Cross-lane work split into dependency-ordered streams. Backend streams (A) are my lane; the Frontend stream (B) is delegated to the Frontend/Vue engineer.
| ID | Stream | Lane | Depends on | Deliverable |
|---|---|---|---|---|
| A1 | Byte capture | Backend | — | Add RequestBytes/ResponseBytes to ActivityRecord, populate (full, pre-truncation) at the SaveActivity write path; failing tests first. |
| A2 | Usage aggregate | Backend | A1 | Actor-owned incremental aggregate in ActivityService (per-(server,tool) counts/byte sums/error counts/latency buckets + time buckets); copy-on-write snapshot; periodic persist to activity_stats; cold-start rebuild; short-TTL cache for wide windows. |
| A3 | Usage endpoint | Backend | A2 | GET /api/v1/activity/usage (window 24h/7d/all + tool/server/status filters, top-N + "other"); contract + API tests + swagger. |
| B1 | Dashboard switcher | Frontend | A3 | Overview ↔ Usage switcher on Dashboard, preserve Overview state; window selector. |
| B2 | Usage charts | Frontend | A3 | Usage.vue + 4 chart.js visualizations (call histogram, response-size ranking, error rate, timeline) + tokens-saved headline (from existing ServerTokenMetrics); Playwright verification + HTML report. |
Order: A1 → A2 → A3, then A3 unblocks B1 + B2 (parallel). FR-010 (per-call token estimation) stays a tracked phase-2 follow-on, not in this decomposition.

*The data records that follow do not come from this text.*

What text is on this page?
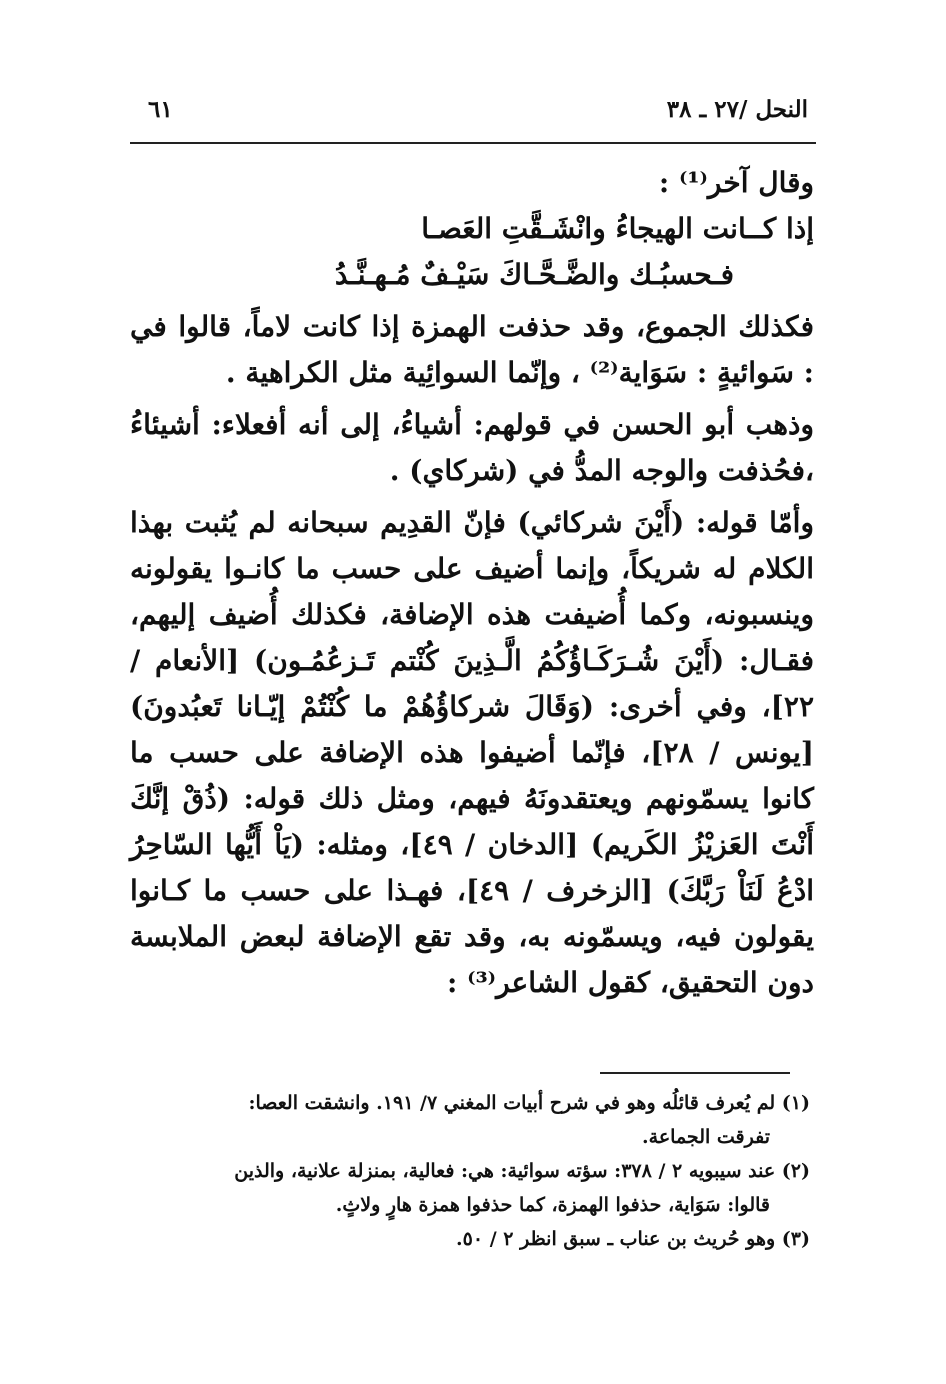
النحل /٢٧ ـ ٣٨
٦١

وقال آخر⁽¹⁾ :

إذا كــانت الهيجاءُ وانْشَـقَّتِ العَصـا

فـحسبُـك والضَّـحَّـاكَ سَيْـفٌ مُـهـنَّـدُ

فكذلك الجموع، وقد حذفت الهمزة إذا كانت لاماً، قالوا في : سَوائيةٍ : سَوَاية⁽²⁾ ، وإنّما السوائِية مثل الكراهية .

وذهب أبو الحسن في قولهم: أشياءُ، إلى أنه أفعلاء: أشيئاءُ ،فحُذفت والوجه المدُّ في (شركاي) .

وأمّا قوله: (أَيْنَ شركائي) فإنّ القدِيم سبحانه لم يُثبت بهذا الكلام له شريكاً، وإنما أضيف على حسب ما كانـوا يقولونه وينسبونه، وكما أُضيفت هذه الإضافة، فكذلك أُضيف إليهم، فقـال: (أَيْنَ شُـرَكَـاؤُكُمُ الَّـذِينَ كُنْتم تَـزعُمُـون) [الأنعام / ٢٢]، وفي أخرى: (وَقَالَ شركاؤُهُمْ ما كُنْتُمْ إيّـانا تَعبُدونَ) [يونس / ٢٨]، فإنّما أضيفوا هذه الإضافة على حسب ما كانوا يسمّونهم ويعتقدونَهُ فيهم، ومثل ذلك قوله: (ذُقْ إنَّكَ أَنْتَ العَزيْزُ الكَريم) [الدخان / ٤٩]، ومثله: (يَاْ أَيُّها السّاحِرُ ادْعُ لَنَاْ رَبَّكَ) [الزخرف / ٤٩]، فهـذا على حسب ما كـانوا يقولون فيه، ويسمّونه به، وقد تقع الإضافة لبعض الملابسة دون التحقيق، كقول الشاعر⁽³⁾ :

(١) لم يُعرف قائلُه وهو في شرح أبيات المغني ٧/ ١٩١. وانشقت العصا:

تفرقت الجماعة.

(٢) عند سيبويه ٢ / ٣٧٨: سؤته سوائية: هي: فعالية، بمنزلة علانية، والذين

قالوا: سَوَاية، حذفوا الهمزة، كما حذفوا همزة هارٍ ولاثٍ.

(٣) وهو حُريث بن عناب ـ سبق انظر ٢ / ٥٠.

Open question for the board (decided at this gate): Approve capturing two new int byte fields on ActivityRecord at the write path (Decision 1 above), vs. deriving sizes from the truncated Response string. Recommendation: capture fields (accurate, request-side coverage, additive/backward-compatible). This is the only spec assumption that requires a capture-path change; everything else is pure read-side aggregation.
No constitution violations — section intentionally omitted.